A dear young friend spoke to the Eco Club at my school the other day. It was unseasonably hot, so they gathered in the shade under some trees in the school yard.
Nadia and her sister are joining other Canadian youth this summer in bicycling across this vast country to make people aware of climate change and its threats to their future. (She's one of my climate heroes!)
Before telling the students about her trip, and about the sustainable transportation event she's planning here in our community before she goes, she asked them what they know about climate change.
Educators everywhere, listen up! Our children do not understand the carbon cycle. They do not understand global warming. They do not understand climate change. And they certainly do not understand how it threatens their future. They are still stuck in the "Don't Litter" mode.
Now, if you look at GreenHeart's Green School Curriculum Model, you'll see that I believe (or at least I still want to believe) that we can wait until students are about 12 years old before we start focusing their attention on environmental solutions. (Get it? They will need to understand the problems before they work on the remedies, but their focus is positive and creative.)

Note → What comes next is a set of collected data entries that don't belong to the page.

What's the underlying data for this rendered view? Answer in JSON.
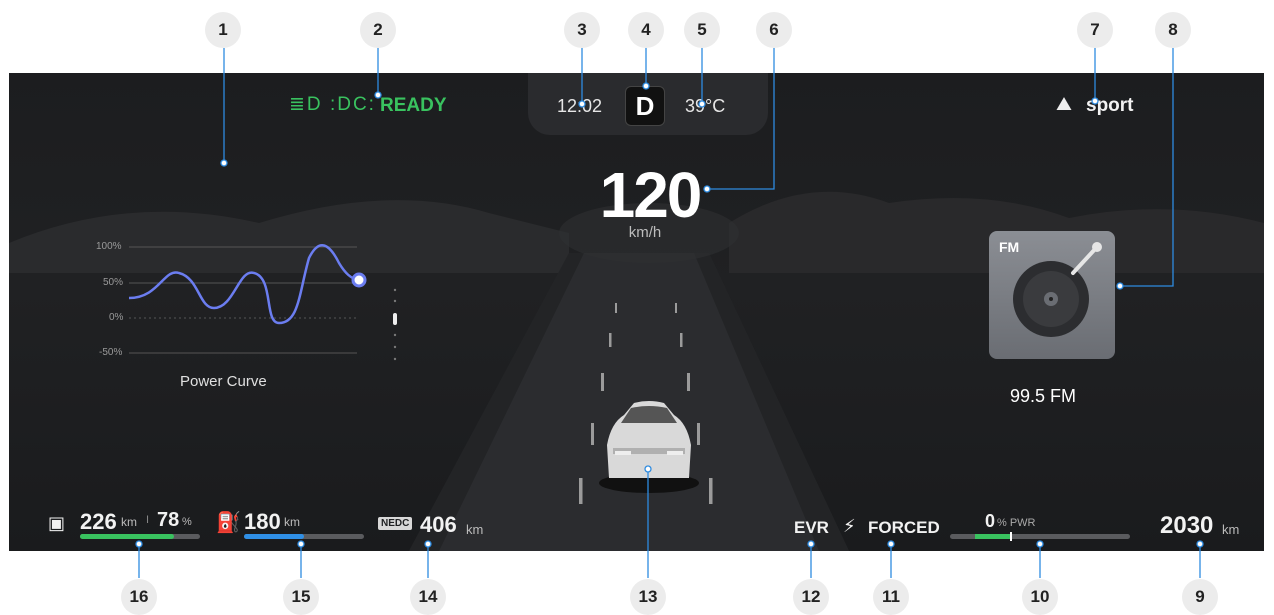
{
  "callouts": [
    "1",
    "2",
    "3",
    "4",
    "5",
    "6",
    "7",
    "8",
    "9",
    "10",
    "11",
    "12",
    "13",
    "14",
    "15",
    "16"
  ],
  "top": {
    "ready": "READY",
    "time": "12:02",
    "gear": "D",
    "temperature": "39°C",
    "drive_mode": "sport"
  },
  "speed": {
    "value": "120",
    "unit": "km/h"
  },
  "power_curve": {
    "title": "Power Curve",
    "ticks": [
      "100%",
      "50%",
      "0%",
      "-50%"
    ]
  },
  "radio": {
    "band": "FM",
    "frequency": "99.5 FM"
  },
  "bottom": {
    "battery_range": "226",
    "battery_range_unit": "km",
    "battery_divider": "I",
    "battery_percent": "78",
    "battery_percent_unit": "%",
    "battery_level": 0.78,
    "fuel_range": "180",
    "fuel_range_unit": "km",
    "fuel_level": 0.5,
    "nedc_badge": "NEDC",
    "nedc_range": "406",
    "nedc_unit": "km",
    "evr": "EVR",
    "forced": "FORCED",
    "pwr_value": "0",
    "pwr_unit": "% PWR",
    "odometer": "2030",
    "odometer_unit": "km"
  },
  "icons": [
    "headlight-icon",
    "fog-light-icon",
    "sport-mode-icon",
    "turntable-icon",
    "battery-icon",
    "fuel-pump-icon",
    "forced-charge-icon",
    "car-icon"
  ],
  "colors": {
    "accent_green": "#39c25f",
    "accent_blue": "#2f8fe6",
    "panel": "#1f2022"
  }
}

But starting before then (at about age 8 or 9), students must learn how the Earth works and how life works on Earth. Knowing both carbon cycles (long and short) should be required for graduation from elementary school; full ecological literacy should be a requirement for secondary school graduation.
Two or three carbon-cycle-illiterate generations are responsible for the mess we're in. Let's make sure the students in our care become a generation that is creating the solutions instead of perpetuating the problems.